Storage space, a sore spot for many users of the original 4K Chromecast with Google TV, is also unchanged in the 1080p version. Both come with just 8GB, which can be limiting if you use a lot of different streaming services. Neither model has expandable storage built in, but either one will accept a compatible USB-C hub, so you can add additional storage using a USB-C hub if you need it.

Competition

fire tv stick lite

Both versions of the Chromecast with Google TV are great, but these are just two products in the very big pond of streaming devices. Not to mention the recent news that there could be a whole new Chromecast with Google TV arriving online and in stores in the near future.

Noteworthy names like Roku, Amazon, Apple, and Nvidia offer competitive peripherals that may be a better fit for you; depending on what you’d like your streaming experience to be like, and how much you’d like to spend.

For years, Amazon’s lineup of Fire TV Sticks have been some of the most inexpensive web-connected devices around. With many models often on sale, Amazon’s Fire TV platform gets you access to many of the most popular movie and TV show apps, like Netflix and Disney+, in addition to Alexa-powered content searching and smart home controls.
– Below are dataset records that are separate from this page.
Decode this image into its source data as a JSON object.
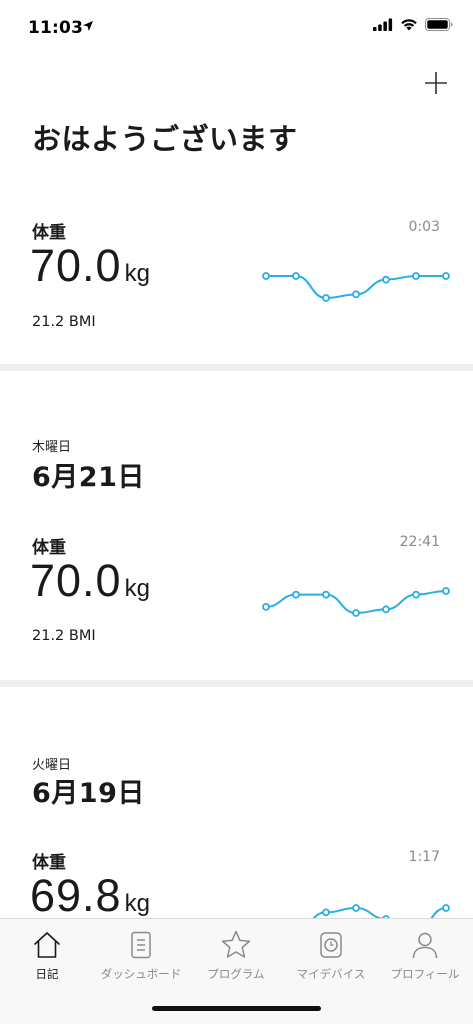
{
  "status_bar": {
    "time": "11:03"
  },
  "greeting": "おはようございます",
  "accent_color": "#29aee6",
  "cards": [
    {
      "label": "体重",
      "time": "0:03",
      "value": "70.0",
      "unit": "kg",
      "bmi": "21.2 BMI",
      "trend": [
        70.1,
        70.1,
        69.8,
        69.85,
        70.05,
        70.1,
        70.1
      ]
    },
    {
      "label": "体重",
      "time": "22:41",
      "value": "70.0",
      "unit": "kg",
      "bmi": "21.2 BMI",
      "trend": [
        69.85,
        69.95,
        69.95,
        69.8,
        69.83,
        69.95,
        69.98
      ]
    },
    {
      "label": "体重",
      "time": "1:17",
      "value": "69.8",
      "unit": "kg",
      "bmi": "",
      "trend": [
        69.7,
        69.7,
        69.78,
        69.8,
        69.75,
        69.7,
        69.8
      ]
    }
  ],
  "days": [
    {
      "weekday": "木曜日",
      "date": "6月21日"
    },
    {
      "weekday": "火曜日",
      "date": "6月19日"
    }
  ],
  "tabs": [
    {
      "label": "日記",
      "icon": "home-icon",
      "active": true
    },
    {
      "label": "ダッシュボード",
      "icon": "dashboard-icon",
      "active": false
    },
    {
      "label": "プログラム",
      "icon": "star-icon",
      "active": false
    },
    {
      "label": "マイデバイス",
      "icon": "watch-icon",
      "active": false
    },
    {
      "label": "プロフィール",
      "icon": "person-icon",
      "active": false
    }
  ]
}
Roku offers similar low-cost pricing on many of its Streaming Sticks, and thanks to the company’s open-armed attitude toward third-party developers, Roku devices have thousands of apps and games to choose from.

Nvidia’s Shield TV and Shield Pro have been around for a minute, and while they’re two of the more expensive streaming devices out there, Nvidia’s hardware includes access to all the most popular services, is compatible with Alexa and Google Assistant, and can be used as a host device for the amazing Plex media service.

Choosing the perfect model for your existing TV

While it may be tempting to rush out and purchase the latest and greatest Chromecast model, it is important to note the compatibility with an existing TV. While the 4K model has a better picture and a better sound quality, if the TV itself does not support 4K, there is no point in purchasing a 4K device because the TV will only display to its highest resolution. It should also be noted to check the HDR specs of your current TV because the HD Chromecast does not support Dolby Vision HDR.

It is vital to check the ports available on the current TV as an HDMI port is required. Most newer TVs have an HDMI port but if there are multiple devices hooked up or the television is a bit older, there may not be an HDMI port available.

Which is right for you?

The Chromecast with Google TV is one of our favorite streaming devices, but the fact that there’s two to choose from can make things a little difficult. Fortunately, the 4K version of Google’s web-connected streamer is going to make the most sense for the vast majority of folks; considering that most households are rocking 4K TVs these days.

Chromecast with Google TV (4K) laying next to remote

Google Chromecast with Google TV (4K)

Editor’s choice

Best for 4K

If you currently have or intend to get a 4K TV, the Google Chromecast with Google TV (4K) provides a well-rounded experience and is our overall winner. With an MSRP of only $50, it supports all major apps and standards, like Dolby Vision and Atmos.

If your screen is 1080p or lower and doesn’t support Dolby Vision, the $50 Chromecast with Google TV won’t have any advantages over the $30 HD model. So go for the Chromecast with Google TV (HD) if your TV or budget calls for it. The $30 model is also a good option for anyone who wants to try out Google TV before the new model is released, but does not want to sink a lot of money into it. Just be aware that even with a 4K TV, the HD Chromecast will only display at 1080p.

Google Chromecast with Google TV (HD)

Chromecast with Google TV (HD)

Good alternative

Best for 1080p

1080P TV owners benefit from paying less for a device offering the same experience. At only $30, the Chromecast with Google TV (HD) is $20 less. You only give up the higher resolution as well as Dolby Vision HDR. You still get the same great remote and app support as the more expensive model.